On August 1, Keller Williams’ agent Eric Brown was trip upstairs in Sharon Avenue, Wyoming, Michigan with client Roy Thorne and his 15-year-old son, who are also black. The next thing they noticed was that numerous police officers had gathered outside the house in response to an emergency call from a neighbor.
“Roy looked outside and noticed there were officers pointing pistols in the direction of the property,” Brown says. reported to local news agency WOODwho first told the story. Brown and Thorne called out from the upstairs window and were told to leave the house with their hands up.
Brown, Thorne, and even Thorne’s 15-year-old son were handcuffed. In handcuffs, Brown showed his real estate details, and three were eventually released. But both Brown and Thorne described embarrassment when they were treated like criminals and racially profiled in front of a child.
“The response rate and the aggressiveness of the response was definitely a comeback, it really set me back,” Brown told WOOD. He added, “Am I just automatically a criminal? Because in that situation they treated us about the same. “
The Wyoming State Police Department denied race was instrumental in their reaction and said they followed protocol following a recent burglary at the same address that led to their arrest and burglary charges on July 24. Inman was unable to contact the department for comment.
“The Wyoming Department of Public Safety takes such emergency calls seriously and officers rely on their training and department policies for their responses,” the department said in a press statement. “The response to this incident was shaped by the information available to the officers at the time.”

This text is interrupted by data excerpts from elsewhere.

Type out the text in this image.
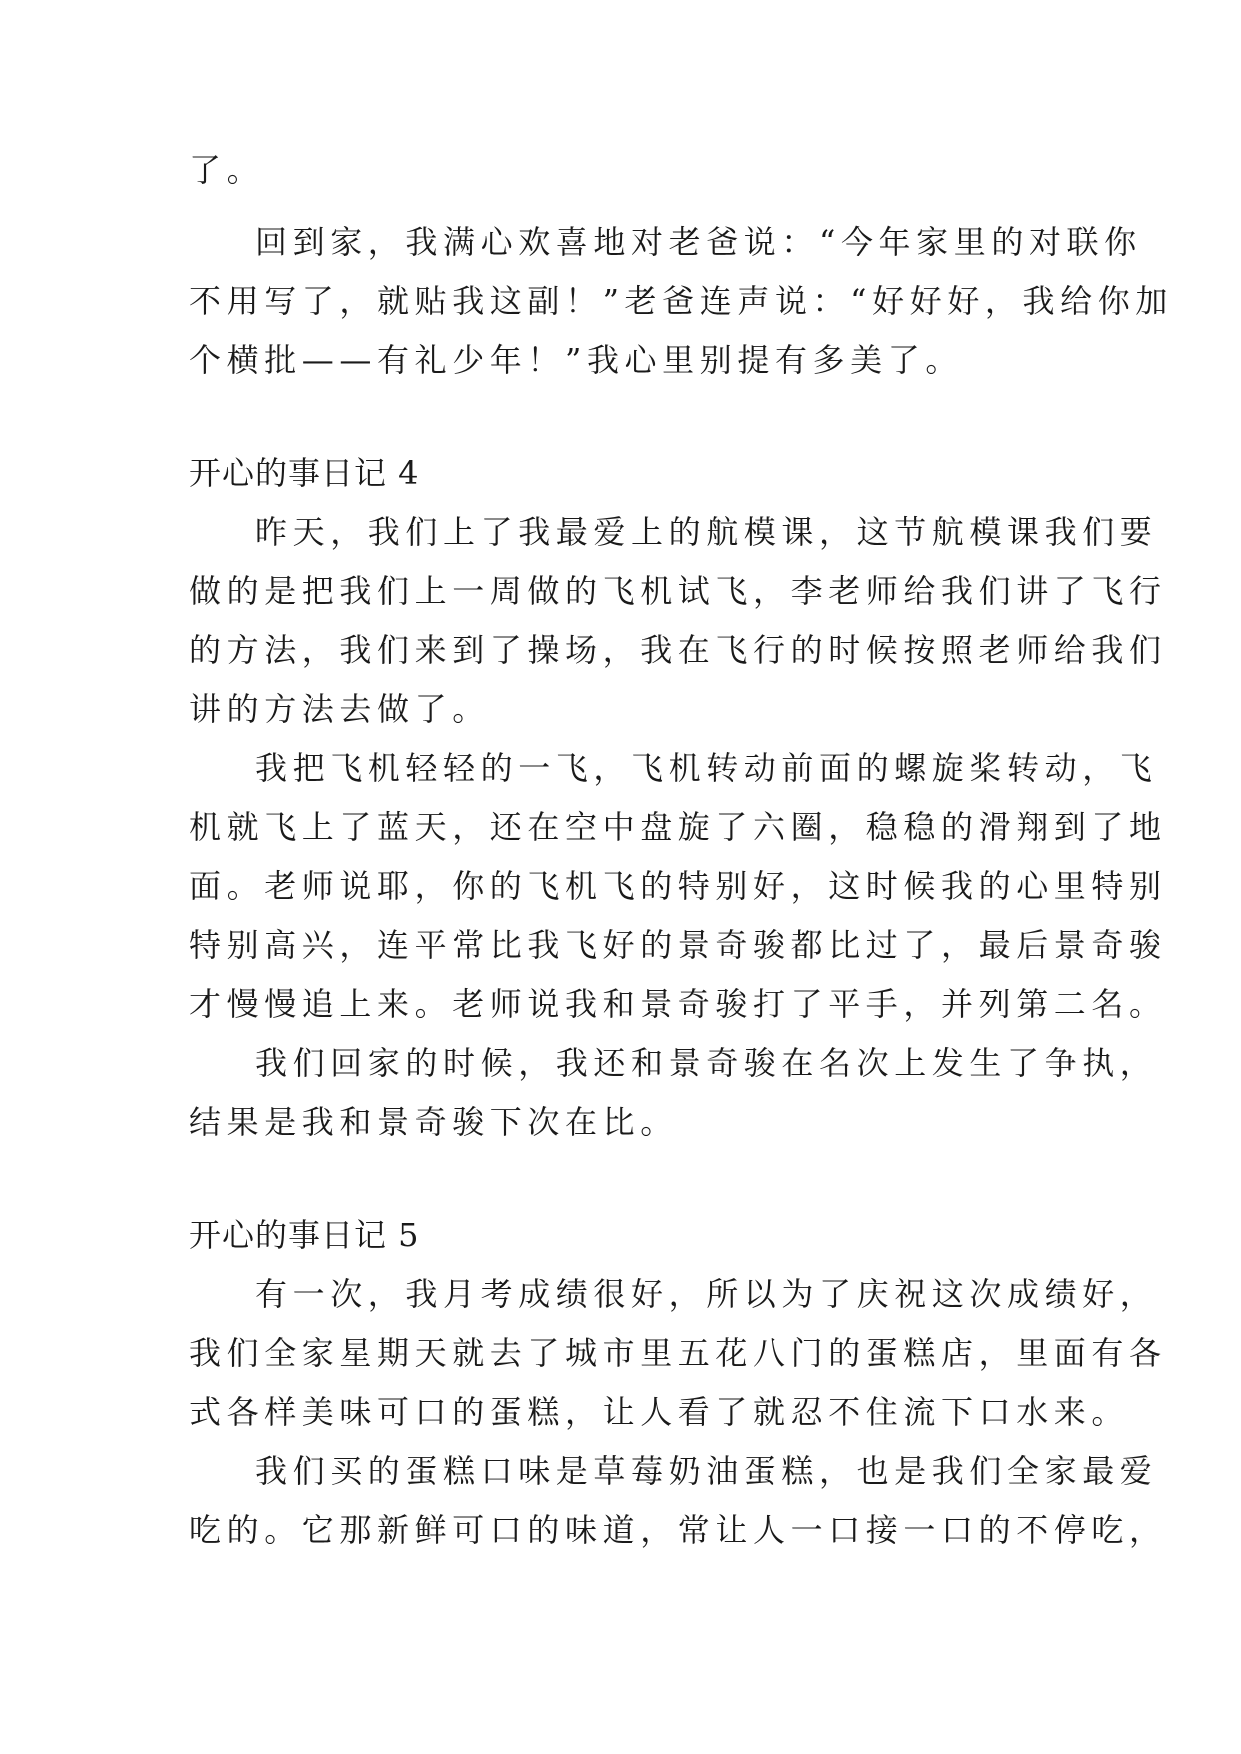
了。
回到家，我满心欢喜地对老爸说：“今年家里的对联你
不用写了，就贴我这副！”老爸连声说：“好好好，我给你加
个横批——有礼少年！”我心里别提有多美了。
开心的事日记 4
昨天，我们上了我最爱上的航模课，这节航模课我们要
做的是把我们上一周做的飞机试飞，李老师给我们讲了飞行
的方法，我们来到了操场，我在飞行的时候按照老师给我们
讲的方法去做了。
我把飞机轻轻的一飞，飞机转动前面的螺旋桨转动，飞
机就飞上了蓝天，还在空中盘旋了六圈，稳稳的滑翔到了地
面。老师说耶，你的飞机飞的特别好，这时候我的心里特别
特别高兴，连平常比我飞好的景奇骏都比过了，最后景奇骏
才慢慢追上来。老师说我和景奇骏打了平手，并列第二名。
我们回家的时候，我还和景奇骏在名次上发生了争执，
结果是我和景奇骏下次在比。
开心的事日记 5
有一次，我月考成绩很好，所以为了庆祝这次成绩好，
我们全家星期天就去了城市里五花八门的蛋糕店，里面有各
式各样美味可口的蛋糕，让人看了就忍不住流下口水来。
我们买的蛋糕口味是草莓奶油蛋糕，也是我们全家最爱
吃的。它那新鲜可口的味道，常让人一口接一口的不停吃，
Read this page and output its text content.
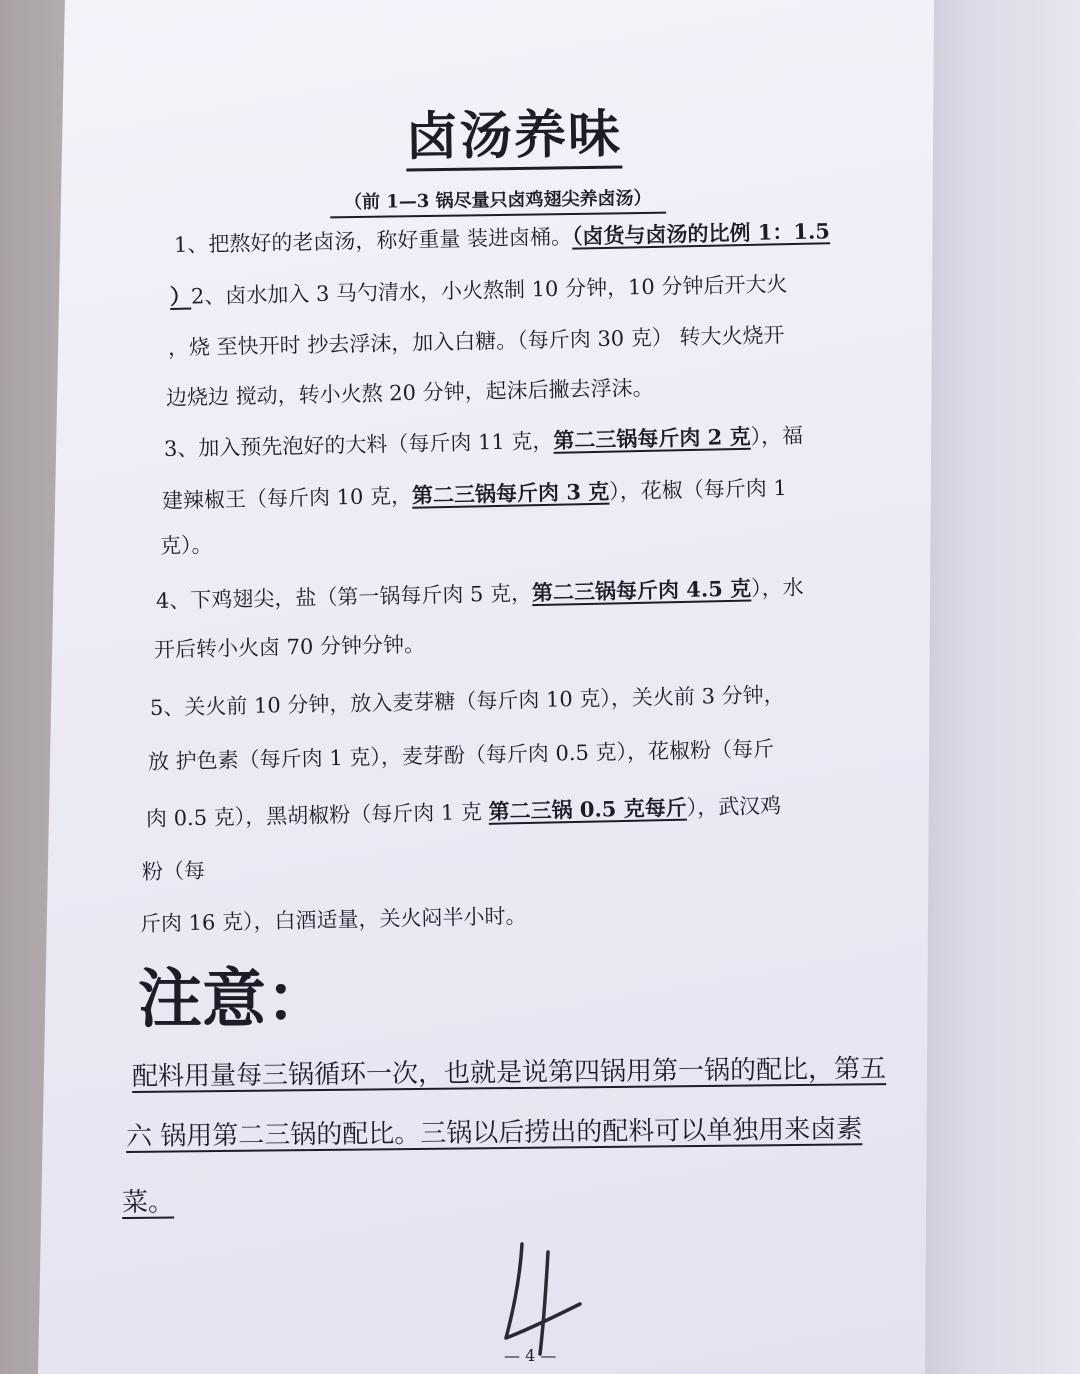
卤汤养味
（前 1—3 锅尽量只卤鸡翅尖养卤汤）
1、把熬好的老卤汤，称好重量 装进卤桶。（卤货与卤汤的比例 1：1.5
）2、卤水加入 3 马勺清水，小火熬制 10 分钟，10 分钟后开大火
，烧 至快开时 抄去浮沫，加入白糖。（每斤肉 30 克） 转大火烧开
边烧边 搅动，转小火熬 20 分钟，起沫后撇去浮沫。
3、加入预先泡好的大料（每斤肉 11 克，第二三锅每斤肉 2 克），福
建辣椒王（每斤肉 10 克，第二三锅每斤肉 3 克），花椒（每斤肉 1
克）。
4、下鸡翅尖，盐（第一锅每斤肉 5 克，第二三锅每斤肉 4.5 克），水
开后转小火卤 70 分钟分钟。
5、关火前 10 分钟，放入麦芽糖（每斤肉 10 克），关火前 3 分钟，
放 护色素（每斤肉 1 克），麦芽酚（每斤肉 0.5 克），花椒粉（每斤
肉 0.5 克），黑胡椒粉（每斤肉 1 克 第二三锅 0.5 克每斤），武汉鸡
粉（每
斤肉 16 克），白酒适量，关火闷半小时。
注意：
配料用量每三锅循环一次，也就是说第四锅用第一锅的配比，第五
六 锅用第二三锅的配比。三锅以后捞出的配料可以单独用来卤素
菜。
4
— 4 —
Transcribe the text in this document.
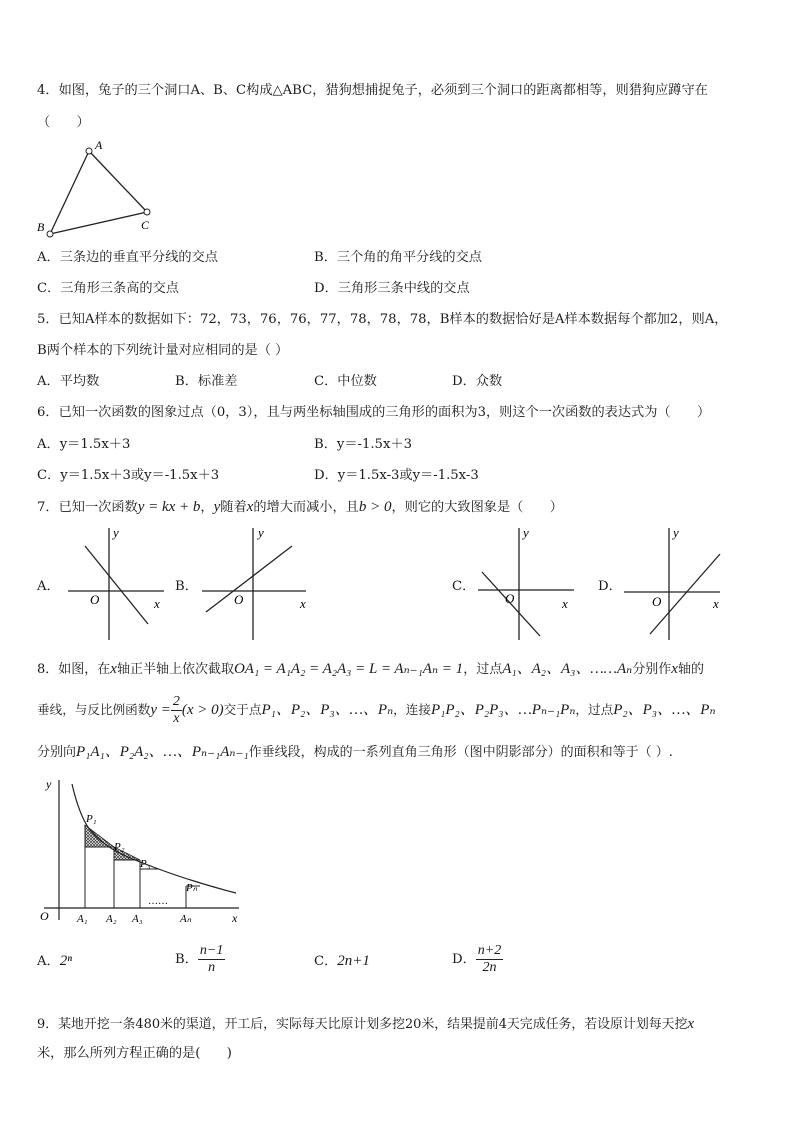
4．如图，兔子的三个洞口A、B、C构成△ABC，猎狗想捕捉兔子，必须到三个洞口的距离都相等，则猎狗应蹲守在
（　　）
A
B	C
A．三条边的垂直平分线的交点	B．三个角的角平分线的交点
C．三角形三条高的交点	D．三角形三条中线的交点
5．已知A样本的数据如下：72，73，76，76，77，78，78，78，B样本的数据恰好是A样本数据每个都加2，则A，
B两个样本的下列统计量对应相同的是（ ）
A．平均数	B．标准差	C．中位数	D．众数
6．已知一次函数的图象过点（0，3），且与两坐标轴围成的三角形的面积为3，则这个一次函数的表达式为（　　）
A．y＝1.5x＋3	B．y＝-1.5x＋3
C．y＝1.5x＋3或y＝-1.5x＋3	D．y＝1.5x-3或y＝-1.5x-3
7．已知一次函数y = kx + b，y随着x的增大而减小，且b > 0，则它的大致图象是（　　）
A．
y
x
O
B．
y
x
O
C．
y
x
O
D．
y
x
O
8．如图，在x轴正半轴上依次截取OA₁ = A₁A₂ = A₂A₃ = L = Aₙ₋₁Aₙ = 1，过点A₁、A₂、A₃、……Aₙ分别作x轴的
垂线，与反比例函数$y = \frac{2}{x} (x > 0)$交于点P₁、P₂、P₃、…、Pₙ，连接P₁P₂、P₂P₃、…Pₙ₋₁Pₙ，过点P₂、P₃、…、Pₙ
分别向P₁A₁、P₂A₂、…、Pₙ₋₁Aₙ₋₁作垂线段，构成的一系列直角三角形（图中阴影部分）的面积和等于（ ）.
y
x
O
P₁
P₂
P₃
Pₙ
A₁ A₂ A₃	Aₙ
……
A．2ⁿ	B． $\frac{n-1}{n}$	C．2n+1	D． $\frac{n+2}{2n}$
9．某地开挖一条480米的渠道，开工后，实际每天比原计划多挖20米，结果提前4天完成任务，若设原计划每天挖x
米，那么所列方程正确的是(　　)
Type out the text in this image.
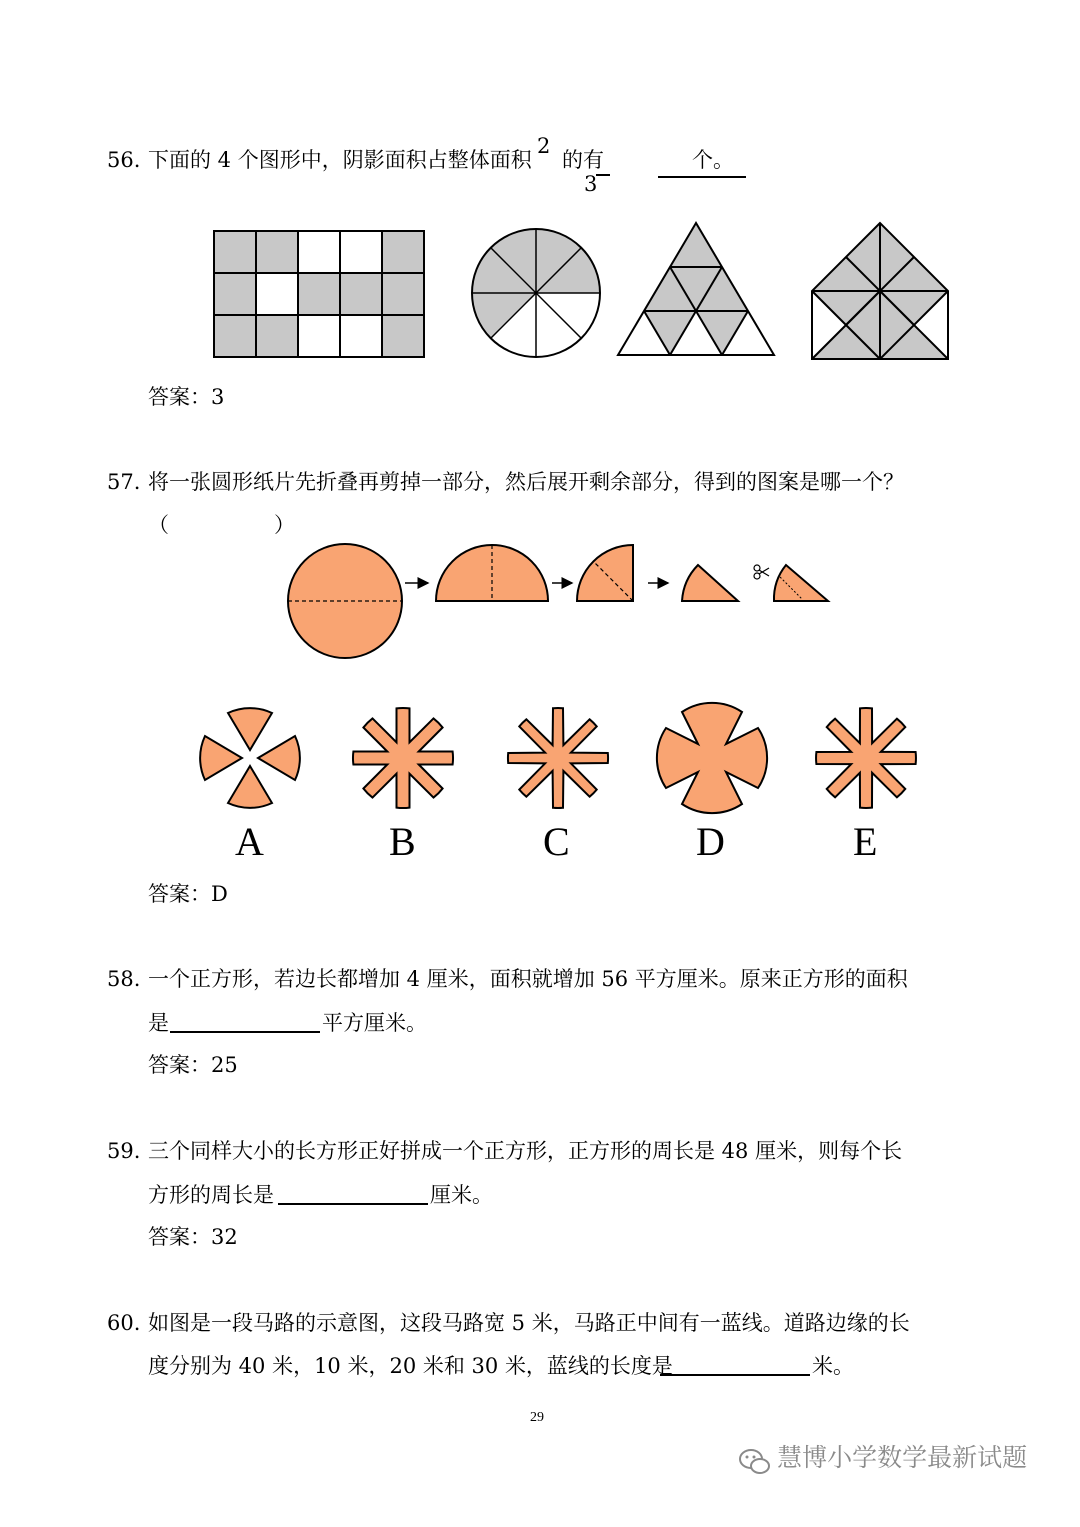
56. 下面的 4 个图形中，阴影面积占整体面积
2
3
的有	个。
答案：3
57. 将一张圆形纸片先折叠再剪掉一部分，然后展开剩余部分，得到的图案是哪一个？
（	）
A	B	C	D	E
答案：D
58. 一个正方形，若边长都增加 4 厘米，面积就增加 56 平方厘米。原来正方形的面积
是	平方厘米。
答案：25
59. 三个同样大小的长方形正好拼成一个正方形，正方形的周长是 48 厘米，则每个长
方形的周长是	厘米。
答案：32
60. 如图是一段马路的示意图，这段马路宽 5 米，马路正中间有一蓝线。道路边缘的长
度分别为 40 米，10 米，20 米和 30 米，蓝线的长度是	米。
29
慧博小学数学最新试题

Over the years, black real estate agents have often drawn attention to the fact that they are treated with suspicion and sometimes even violence from neighbors and police in doing their jobs.
December 2020 Compass agent and real estate photographer in Arlington, VA, filed a racial profiling complaint after being questioned in front of a client during a photo shoot at work. In 2018, a situation similar to that of Brown and Thorn played out in Cincinnati and led to agent sues city…
While some incidents hit national news and spark debate about racism, many others fizzle out and do not result in systemic change.
“This officer came back and apologized again, but at the same time the damage was done,” Thorne said. “My son was a little worried, he hadn’t seen anything like it … he’s not going to forget it.”